General information
- National origin: United States of America
- Manufacturer: Gallaudet Aircraft Corporation
- Designer: Edson Fessenden Gallaudet, H.A. Lewis

= Gallaudet Hydroplane =

The Gallaudet Hydroplane ( Gallaudet Wing-Warping Kite or Hydro-Bike) is an early aircraft employing the use of wing-warping for roll control.

==Development==

The Gallaudet Hydroplane was built in Norwich, Connecticut, by Edson Fessenden Gallaudet. The principle of wing-warping was independently applied to this kite/aircraft/glider several years before the Wright Brothers applied it to their Wright Flyer. (along with Jean-Marie LeBris, John J. Montgomery, Clement Ader, D.D. Wells, and Hugo Mattullath). The Wrights later applied for a patent on wing-warping, which led to the widespread use of the aileron control method to avoid the Wright's airplane patents. Gallaudet generically employed the name hydroplane to many of his future seaplane designs. In 1908, Gallaudet would form the Gallaudet Engineering Company, (later the Gallaudet Aircraft Corporation). Later hydroplane models were built for the United States Navy.

==Design==
The 1897 Gallaudet Hydroplane glider featured twin floats, a central pyramidal support frame, and flexible wooden wing ribs (employing wing warping) with fabric-covering.

In 1913, Gallaudet filed U.S. Patent# 1,214,536 for the Hydroplane. The single-place open cockpit aircraft featured most of the engine enclosed in the fuselage. The fuselage tapered upwards to the rear with a small attached rudder.
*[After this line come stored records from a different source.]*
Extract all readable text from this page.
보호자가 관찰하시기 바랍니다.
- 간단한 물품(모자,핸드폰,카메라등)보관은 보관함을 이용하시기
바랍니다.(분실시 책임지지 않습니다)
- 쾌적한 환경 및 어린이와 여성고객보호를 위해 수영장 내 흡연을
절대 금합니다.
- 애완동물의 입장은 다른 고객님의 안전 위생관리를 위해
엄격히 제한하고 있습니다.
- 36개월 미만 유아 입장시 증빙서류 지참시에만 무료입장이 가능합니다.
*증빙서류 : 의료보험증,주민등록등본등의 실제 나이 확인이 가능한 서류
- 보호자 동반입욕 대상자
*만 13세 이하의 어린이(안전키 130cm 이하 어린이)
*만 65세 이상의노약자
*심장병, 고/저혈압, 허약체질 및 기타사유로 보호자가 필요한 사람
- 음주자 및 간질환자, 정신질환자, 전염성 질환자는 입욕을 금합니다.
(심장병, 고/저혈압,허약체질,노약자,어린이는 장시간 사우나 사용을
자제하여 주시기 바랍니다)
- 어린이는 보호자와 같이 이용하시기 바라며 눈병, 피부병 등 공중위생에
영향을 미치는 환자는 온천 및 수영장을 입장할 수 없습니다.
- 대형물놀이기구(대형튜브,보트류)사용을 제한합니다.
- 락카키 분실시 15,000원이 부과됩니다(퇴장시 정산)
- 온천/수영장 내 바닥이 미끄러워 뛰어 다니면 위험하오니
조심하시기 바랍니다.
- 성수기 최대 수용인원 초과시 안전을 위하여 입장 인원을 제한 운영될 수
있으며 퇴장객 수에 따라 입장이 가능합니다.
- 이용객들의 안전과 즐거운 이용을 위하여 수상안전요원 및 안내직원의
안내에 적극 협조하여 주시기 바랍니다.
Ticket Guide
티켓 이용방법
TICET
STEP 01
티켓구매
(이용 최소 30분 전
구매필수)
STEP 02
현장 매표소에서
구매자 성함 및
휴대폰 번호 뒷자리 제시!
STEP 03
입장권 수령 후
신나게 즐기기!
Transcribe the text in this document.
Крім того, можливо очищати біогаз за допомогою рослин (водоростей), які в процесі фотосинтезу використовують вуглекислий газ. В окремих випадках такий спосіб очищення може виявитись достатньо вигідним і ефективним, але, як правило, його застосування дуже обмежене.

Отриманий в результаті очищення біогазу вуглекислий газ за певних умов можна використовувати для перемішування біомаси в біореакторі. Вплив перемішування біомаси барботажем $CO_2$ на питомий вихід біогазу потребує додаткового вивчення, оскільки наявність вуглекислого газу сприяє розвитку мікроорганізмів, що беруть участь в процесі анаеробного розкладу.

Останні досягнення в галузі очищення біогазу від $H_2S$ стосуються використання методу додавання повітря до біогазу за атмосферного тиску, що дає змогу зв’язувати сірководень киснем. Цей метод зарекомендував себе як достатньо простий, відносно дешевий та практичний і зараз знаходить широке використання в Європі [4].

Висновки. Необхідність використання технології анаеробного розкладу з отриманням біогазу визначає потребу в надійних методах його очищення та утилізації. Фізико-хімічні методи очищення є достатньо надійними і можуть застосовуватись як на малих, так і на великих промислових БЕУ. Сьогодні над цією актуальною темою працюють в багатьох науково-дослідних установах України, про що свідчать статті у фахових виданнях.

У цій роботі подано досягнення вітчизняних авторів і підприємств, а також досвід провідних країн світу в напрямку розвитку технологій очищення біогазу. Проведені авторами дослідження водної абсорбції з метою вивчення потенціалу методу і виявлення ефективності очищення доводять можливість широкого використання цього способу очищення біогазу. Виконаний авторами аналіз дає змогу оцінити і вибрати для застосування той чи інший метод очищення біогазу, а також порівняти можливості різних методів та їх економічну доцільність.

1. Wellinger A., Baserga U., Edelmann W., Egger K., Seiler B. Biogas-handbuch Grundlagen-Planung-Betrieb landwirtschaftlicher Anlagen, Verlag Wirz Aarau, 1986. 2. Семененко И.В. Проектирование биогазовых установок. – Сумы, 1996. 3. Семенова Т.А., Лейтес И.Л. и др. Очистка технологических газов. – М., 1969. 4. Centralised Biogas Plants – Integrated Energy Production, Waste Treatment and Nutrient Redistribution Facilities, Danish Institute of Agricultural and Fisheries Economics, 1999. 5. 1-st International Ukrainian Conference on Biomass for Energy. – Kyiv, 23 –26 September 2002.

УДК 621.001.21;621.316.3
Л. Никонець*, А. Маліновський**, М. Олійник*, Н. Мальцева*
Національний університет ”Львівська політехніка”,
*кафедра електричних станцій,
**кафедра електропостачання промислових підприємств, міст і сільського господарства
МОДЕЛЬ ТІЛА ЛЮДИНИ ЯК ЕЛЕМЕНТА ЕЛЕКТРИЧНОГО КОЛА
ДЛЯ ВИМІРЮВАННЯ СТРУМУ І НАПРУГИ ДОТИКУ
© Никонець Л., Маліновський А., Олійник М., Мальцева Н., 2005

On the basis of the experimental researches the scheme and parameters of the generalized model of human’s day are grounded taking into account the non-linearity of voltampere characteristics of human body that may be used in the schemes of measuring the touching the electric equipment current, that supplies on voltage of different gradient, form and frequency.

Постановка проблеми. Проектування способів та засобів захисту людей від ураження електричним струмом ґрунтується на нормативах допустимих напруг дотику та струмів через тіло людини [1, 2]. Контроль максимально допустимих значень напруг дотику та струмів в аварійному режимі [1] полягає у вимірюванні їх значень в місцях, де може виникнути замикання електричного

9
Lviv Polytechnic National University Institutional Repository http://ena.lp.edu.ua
A single landing wheel protruded partially from the center of the fuselage for ground landings.

==Operational history==
The Gallaudet Hydroplane was on display at the East Hall of the Arts and Industries Building of the Smithsonian Museum.

Test flights for later hydroplanes built for U.S. Navy acceptance were performed at Gales Ferry, Connecticut in 1916.